As it can be seen in the figure above, the input value is first concatenated to the output of the previous cell. This new input is then squashed between -1 and 1 using $tanh$ activation function:

$g = tanh(x_tU^g + h_tV^g + b^g)$

Here $U$, $V$ and $b$ are weights and bias respectively (*note that exponents g does not imply raising in power, but rather show that these are weights and biases at the input gate*).

This squashed input is then multiplied element-wise by the input layer of sigmoid activated nodes. The existance of sigmoid function (output in the range of 0-1) allows to "eliminate" insignifficant . The output of the sigmoid nodes can be expressed as:

$i = \sigma(x_tU^i + h_tV^i + b^i)$

After element-wise multiplication, we get the output of our input section:

$g*i$

### Forget gate

The output of the input section is then passed through the forget gate loop. LSTM at this section has an internal state variable $s_t$ which is added to the lagged state ($s_{t-1}$). This addition operation is used instead of multiplication allows to reduce the risk of vanishing gradients while the forget gate itself helps model to learn only signifficant state variables.

Mathematically, the forget gate output can be expressed as:

$f = \sigma(x_tU^f + h_tV^f + b^f)$

Multiplying this by the previous state value and adding the input gate output, we get the new state value:

$s_t = s_{t-1}*f+g*i$

### Output gate

At the output gate, we have to multiply the squashed ($tanh$ activation function) current state value by the forget output passed through the sigmoid function. In mathematical terms:

$h_t = tanh(s_t)*\sigma(x_tU^o + h_tV^o + b^o)$

## Keras implementation

As we have now covered all required theory, we are going to look how all of it can be implemented in Keras (*we are not going to be covering implementation from scratch*).

Let's create a simple sine function dataset:

In [None]:
import matplotlib.pyplot as plt
import numpy as np
import tensorflow as tf
import math

In [None]:
X_train = np.arange(0,100,0.5) 
y_train = np.sin(X_train)

X_test = np.arange(100,200,0.5) 
y_test = np.sin(X_test)

train_series = y_train.reshape((len(y_train), 1))
test_series  = y_test.reshape((len(y_test), 1))

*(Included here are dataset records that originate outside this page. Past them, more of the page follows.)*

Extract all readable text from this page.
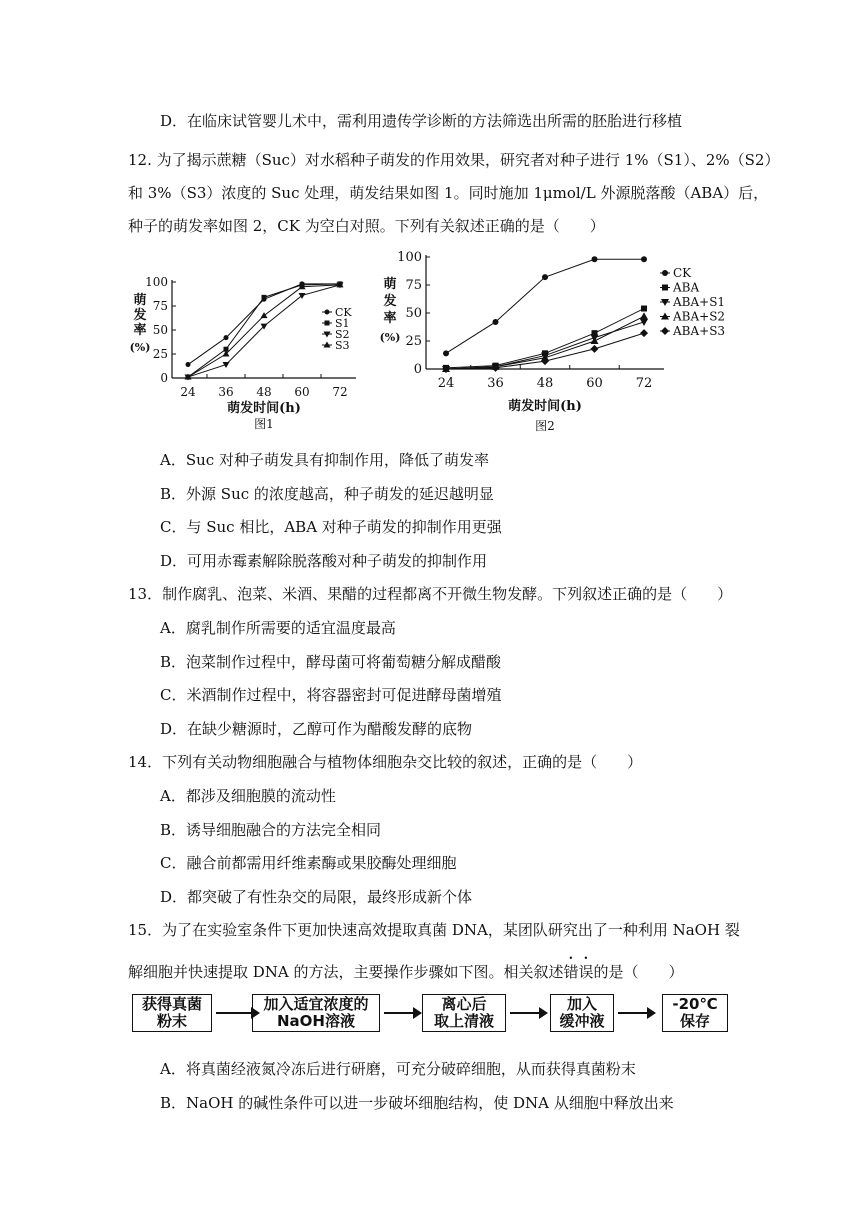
D．在临床试管婴儿术中，需利用遗传学诊断的方法筛选出所需的胚胎进行移植
12. 为了揭示蔗糖（Suc）对水稻种子萌发的作用效果，研究者对种子进行 1%（S1）、2%（S2）
和 3%（S3）浓度的 Suc 处理，萌发结果如图 1。同时施加 1μmol/L 外源脱落酸（ABA）后，
种子的萌发率如图 2，CK 为空白对照。下列有关叙述正确的是（　　）
0
25
50
75
100
24 36 48 60 72
萌
发
率
(%)
萌发时间(h)
图1
CK
S1
S2
S3
0
25
50
75
100
24	36	48	60	72
萌
发
率
(%)
萌发时间(h)
图2
CK
ABA
ABA+S1
ABA+S2
ABA+S3
A．Suc 对种子萌发具有抑制作用，降低了萌发率
B．外源 Suc 的浓度越高，种子萌发的延迟越明显
C．与 Suc 相比，ABA 对种子萌发的抑制作用更强
D．可用赤霉素解除脱落酸对种子萌发的抑制作用
13．制作腐乳、泡菜、米酒、果醋的过程都离不开微生物发酵。下列叙述正确的是（　　）
A．腐乳制作所需要的适宜温度最高
B．泡菜制作过程中，酵母菌可将葡萄糖分解成醋酸
C．米酒制作过程中，将容器密封可促进酵母菌增殖
D．在缺少糖源时，乙醇可作为醋酸发酵的底物
14．下列有关动物细胞融合与植物体细胞杂交比较的叙述，正确的是（　　）
A．都涉及细胞膜的流动性
B．诱导细胞融合的方法完全相同
C．融合前都需用纤维素酶或果胶酶处理细胞
D．都突破了有性杂交的局限，最终形成新个体
15．为了在实验室条件下更加快速高效提取真菌 DNA，某团队研究出了一种利用 NaOH 裂
解细胞并快速提取 DNA 的方法，主要操作步骤如下图。相关叙述错误的是（　　）
获得真菌
粉末
加入适宜浓度的
NaOH溶液
离心后
取上清液
加入
缓冲液
-20℃
保存
A．将真菌经液氮冷冻后进行研磨，可充分破碎细胞，从而获得真菌粉末
B．NaOH 的碱性条件可以进一步破坏细胞结构，使 DNA 从细胞中释放出来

plt.plot(X_train, y_train)
plt.plot(X_test, y_test)

On the other hand, as you might remember from the RNN notebook, the sequential data models are trained by passing array of lagged data as an input and future data as the output. Let's create function, that translates our dataset into such batches (for the start, we will use look-back period of 1).

In [None]:
def dataset(data, look_back):
    X, y = [], []
    
    for i in range(len(data) - look_back):
        a = data[i:(i + look_back), ]
        X.append(a)
        y.append(data[i + look_back, ])
    return np.array(X), np.array(y)

look_back = 1
X_train, y_train = dataset(train_series, look_back)
X_test, y_test = dataset(test_series, look_back)

After splitting data into batches, we can now create our simple LSTM model

In [None]:
model = tf.keras.models.Sequential([
    #Create model
    ___
])

#Compile your model
___

#Fit model
___

Finally, let's test our model with the validation dataset.

In [None]:
test_predictions  = model.predict(X_test).reshape(199, 1)
plt.plot(test_predictions)
plt.plot(y_test)